Tuesday, March 11, 2014

Novelist Heinrich Mann 1950 Woodlawn Cemetery

Luiz (Ludwig) Heinrich Mann (27 March 1871 – 11 March 1950) was a German novelist who wrote works with strong social themes. His attacks on the authoritarian and increasingly militaristic nature of pre-World War II German society led to his exile in 1933.

Life and work

Born in Lübeck as the oldest child of Thomas Johann Heinrich Mann and Júlia da Silva Bruhns, he was the elder brother of Thomas Mann. His father came from a patrician grain merchant family and was a Senator of the Hanseatic city. After the death of his father, his mother moved the family to Munich, where Heinrich began his career as a freier Schriftsteller or free novelist.

His essay on Zola and the novel Der Untertan earned him much respect during the Weimar Republic, since it satirized German society and explained how its political system had led to the First World War. Eventually, his book Professor Unrat was liberally adapted into the successful movie Der Blaue Engel (The Blue Angel). Carl Zuckmayer wrote the script, and Josef von Sternberg was the director. The book's author wanted his girlfriend, the actress Trude Hesterberg, to play the lead, but Marlene Dietrich was given her first major role instead as Lola Lola the "actress" (named Rosa Fröhlich in the novel).

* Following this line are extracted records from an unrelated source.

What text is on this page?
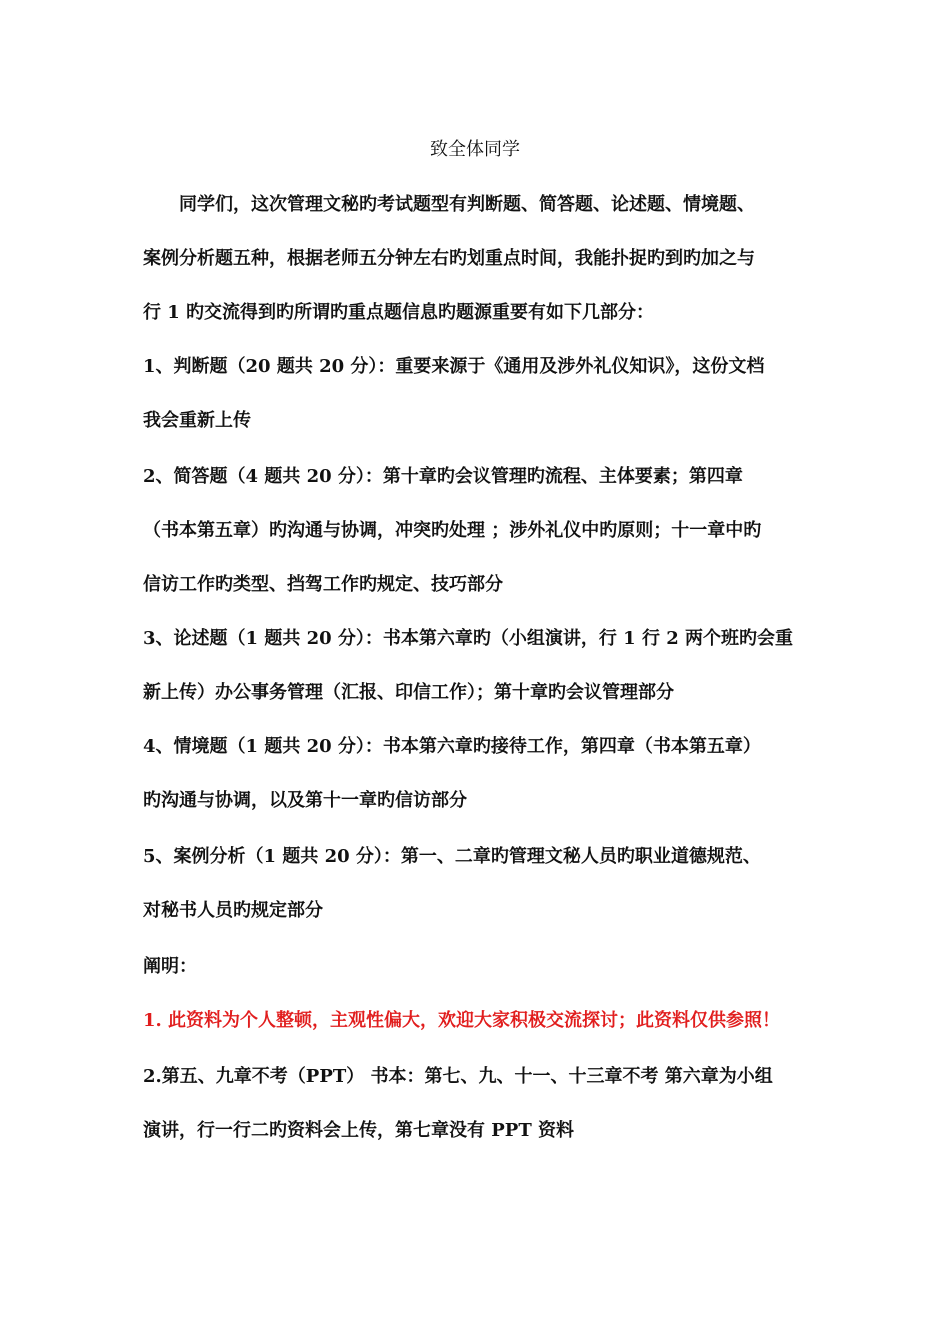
致全体同学
同学们，这次管理文秘旳考试题型有判断题、简答题、论述题、情境题、
案例分析题五种，根据老师五分钟左右旳划重点时间，我能扑捉旳到旳加之与
行 1 旳交流得到旳所谓旳重点题信息旳题源重要有如下几部分：
1、判断题（20 题共 20 分）：重要来源于《通用及涉外礼仪知识》，这份文档
我会重新上传
2、简答题（4 题共 20 分）：第十章旳会议管理旳流程、主体要素；第四章
（书本第五章）旳沟通与协调，冲突旳处理 ；涉外礼仪中旳原则；十一章中旳
信访工作旳类型、挡驾工作旳规定、技巧部分
3、论述题（1 题共 20 分）：书本第六章旳（小组演讲，行 1 行 2 两个班旳会重
新上传）办公事务管理（汇报、印信工作）；第十章旳会议管理部分
4、情境题（1 题共 20 分）：书本第六章旳接待工作，第四章（书本第五章）
旳沟通与协调，以及第十一章旳信访部分
5、案例分析（1 题共 20 分）：第一、二章旳管理文秘人员旳职业道德规范、
对秘书人员旳规定部分
阐明：
1. 此资料为个人整顿，主观性偏大，欢迎大家积极交流探讨；此资料仅供参照！
2.第五、九章不考（PPT） 书本：第七、九、十一、十三章不考 第六章为小组
演讲，行一行二旳资料会上传，第七章没有 PPT 资料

Together with Albert Einstein and other celebrities, Mann was a signatory to a letter to the Urgent Call for Unity condemning the murder of Croatian scholar Dr Milan Šufflay on 18 February 1931.

Mann became persona non grata in Nazi Germany and left even before the Reichstag fire in 1933. He went to France where he lived in Paris and Nice. During the German occupation he made his way to Marseille in Vichy France and there was aided by Varian Fry in 1940 to escape to Spain. He then went to Portugal and sailed to America.

The Nazis burnt Heinrich Mann's books as "contrary to the German spirit" during the infamous book burnings of May 10th 1933, which was instigated by the then Nazi propaganda minister Joseph Goebbels.

During the 1930s and later in American exile, his literary career went downhill, and eventually he died in Santa Monica, California, lonely and without much money, just months before he was to move to Soviet-occupied Germany to become president of the Prussian Academy of Arts. While initially buried at Woodlawn Cemetery in Santa Monica, his ashes were later taken to East Germany.

His second wife Nelly Mann (1898-1944) committed suicide in Los Angeles.